Artist of the Week

Bailey Hikawa

December 11, 2018

Bailey Hikawa lives and works in Los Angeles. She is an artist, designer, art director and collaborator who creates art objects, sculptural immersive installation and sets for theater, film and advertising.

Tell us a little bit about yourself and what you do.

My path to what I do has been a winding road packed full of unexpected material and collaborative turns that has landed me with an identity somewhere between artist and designer. I studied Painting at California College of the Arts in San Francisco. Right out of school I worked for a scenic designer in a theater who inspired me to see the entire room as a painting. My work slowly evolved from painting on canvas to sculpture to immersive installation and I eventually began to design sets of my own. I’ve been involved in so many kinds of projects – from performative sculptural collaboration to art directing a feature film, painting exhibitions to theater and experimental films. Now I’m about to launch a line of sculptural phone cases named KAME…who knew?

Immersive Installation at Vacancy in Los Angeles

Do you have any exciting projects coming up?

I am beyond thrilled/excited/scared/excited to be launching KAME: a line of sculptural and functional phone cases hand-fabricated by yours truly in my studio in Los Angeles. KAME means “turtle” in Japanese, which I see as a metaphor for the shell of a brain. It is also the manifestation of following my interest in the physical activation of an art object. I’ve always been drawn to everyday materials, like bread or vinyl flooring, so it’s exciting to release something that can be multiplied and enjoyed by many.

How did this process begin and when/where can we find these pieces?

This process began about two years ago, one aimless day in the studio when I decided to glue a piece of wood to the back of my phone case (since I’m sure I didn’t know what else to do with myself.) When I returned to the studio the next day, the case was standing straight up and looked interesting.

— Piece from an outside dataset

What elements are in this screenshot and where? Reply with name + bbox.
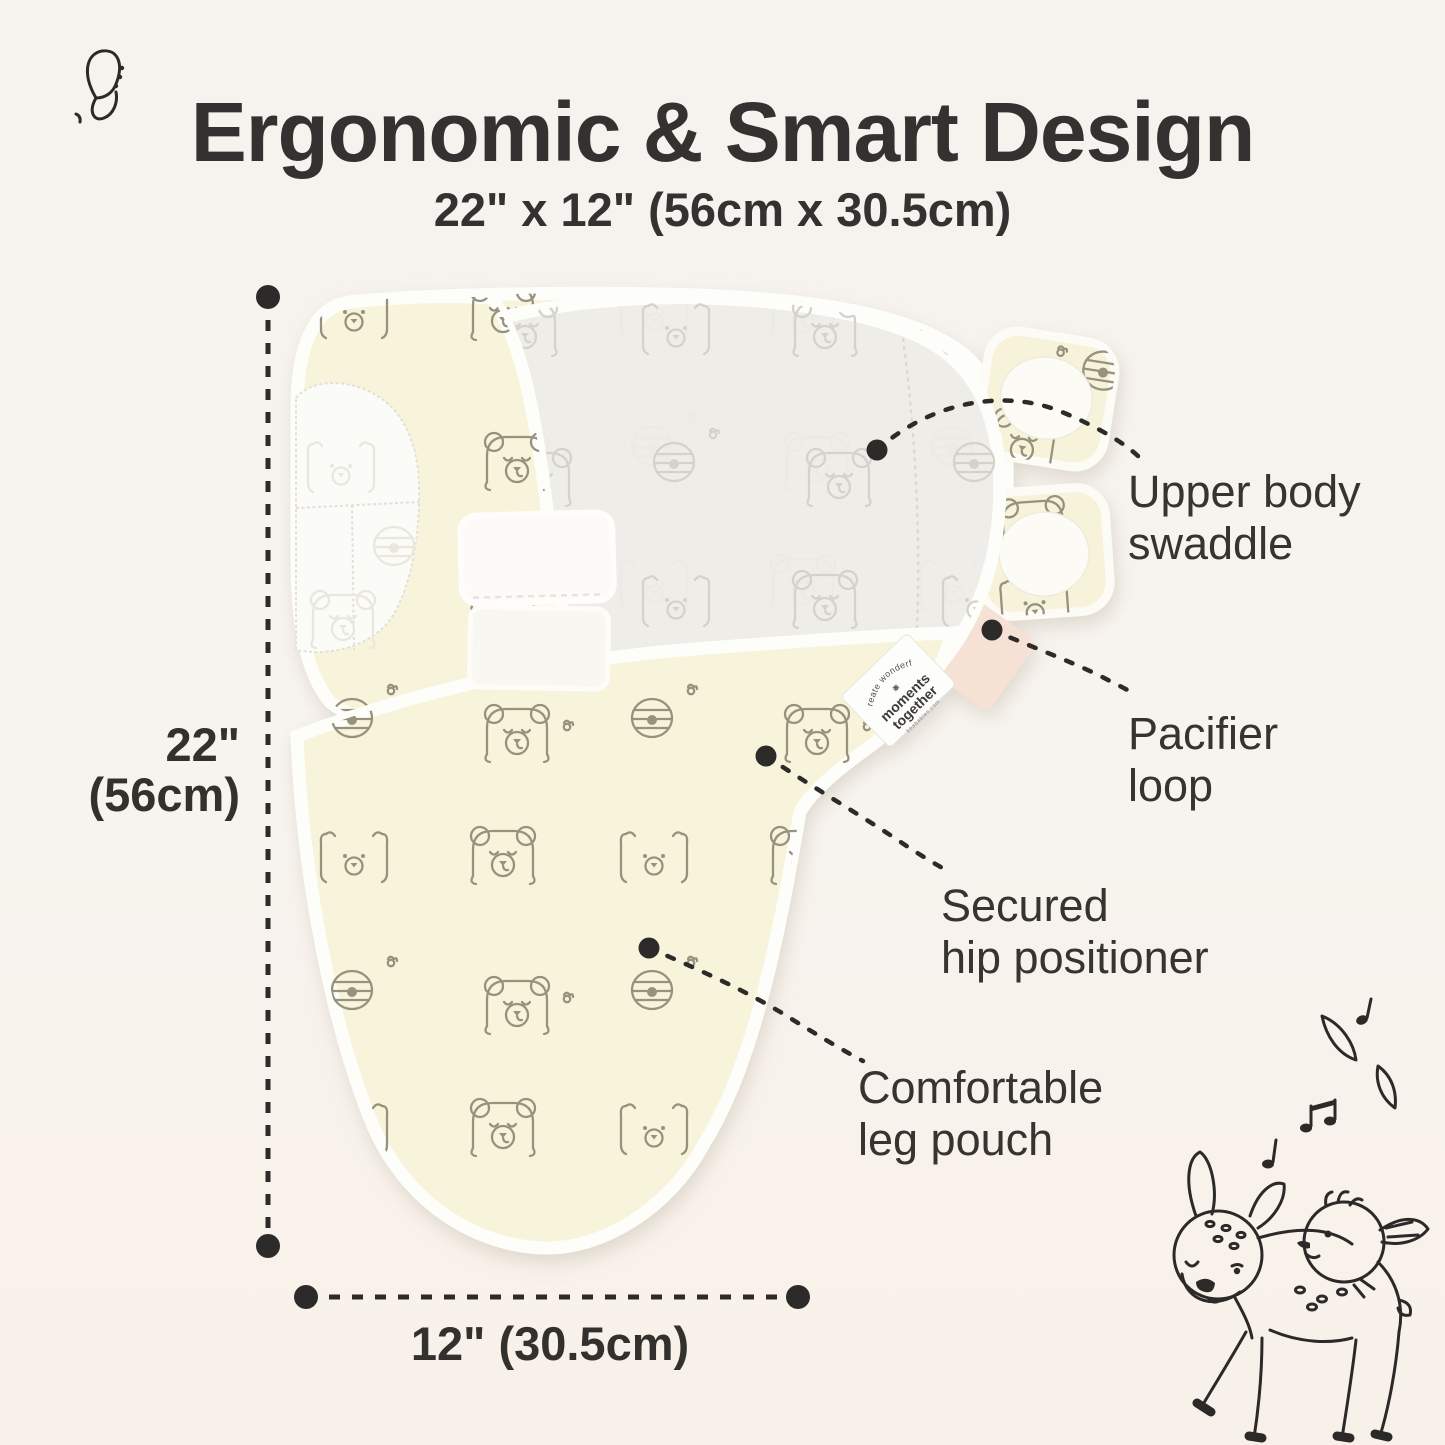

I started wearing this absurdly large wooden phone case and got a lot of varying reactions from people. That was evidence enough that something was there in the idea and these reactions ultimately inspired me to follow the idea through. An object that is at once foreign, familiar and functional is something I had been looking for in installation, theater and film. I was surprised to find it in product design. Over the past two years, I have made hundreds of prototypes. I am now launching KAME with 2 designs and plan to release more over time.

KAME will be available online at www.kame.store. And select stores across the US.

Chicago People: KAME will be available at TUSK, Chicago!

Follow KAME on the gram @kamebyhikawa

What is inspiring your material and design choices right now?

Currently neck deep in mold making, my material choices have largely been governed by my design demands. Now that I am so far into this process, I’m finding that my material choices are opening up. Worlds of possibilities for future objects I had never imagined possible are coming forward and the phone cases may just the beginning of a much larger path.

Tell us more about your collaborative practice emotional.store and how this differs from your individual work?

I collaborate with Scotty Wagner on a multi-media performance project we call Emotional.store. This collaboration is a melding of minds in which our ideas about technology, contemporary identities, the role of our phones in daily life, machine automation, Artificial Intelligence and other amusing existential issues of our time are worked out. The collaboration manifests as absurdist time-based work that feels something like live cinema and theater all in one. Emotional.store is sometimes an uncomfortably deep and also equally weighted collaboration that results in work neither of us could create on our own.

Emotional.store video still of “Trial Child: Nurture a Better Nature”

What is your favorite thing about working collaboratively?

I love the process of project discussion. I get deep satisfaction in thinking of bad ideas and breaking down concepts with others. Solitary studio time however, is equally crucial to my working process. If I can include both collaboration and solitude in a single work day, I am happy. I find that collaboration makes my work bigger while solitude makes it stronger.

What is the best piece of advice you’ve ever received?

Always buy brand name tape and batteries.

What is it like living and working in LA?

Being an artist in LA is like being a fish swimming in a pool of material infinity. The Hollywood industry has and probably always will have a dominant effect on the underlying culture of Los Angeles. It means that, ANYTHING you could possibly imagine to fabricate, make, develop, conceive, direct, manifest, paint, sculpt, find…well it’s here in some capacity.

For example, if I wanted to order a custom fabricated water slide made out of traditionally woven red candy licorice, install the slide in the middle of a desert, get a ride to this slide in a rose quartz (PANTONE 13-1520) Maserati, make a short film directed by my colonic energy healer about my journey to this slide, well in LA, it’s possible by Christmas.

What was the last exhibition you saw that stuck out to you?

I am going to answer this question with my favorite exhibition I ever saw, which is Pierre Huyghe’s retrospective at LACMA in 2015. It felt like an alien landscape physically manifested using materials of our earthly world.

Do you collect anything?

I once broke a ceramicists heart, ever since I’ve collected amateur ceramics. I have a lot of effed up mugs.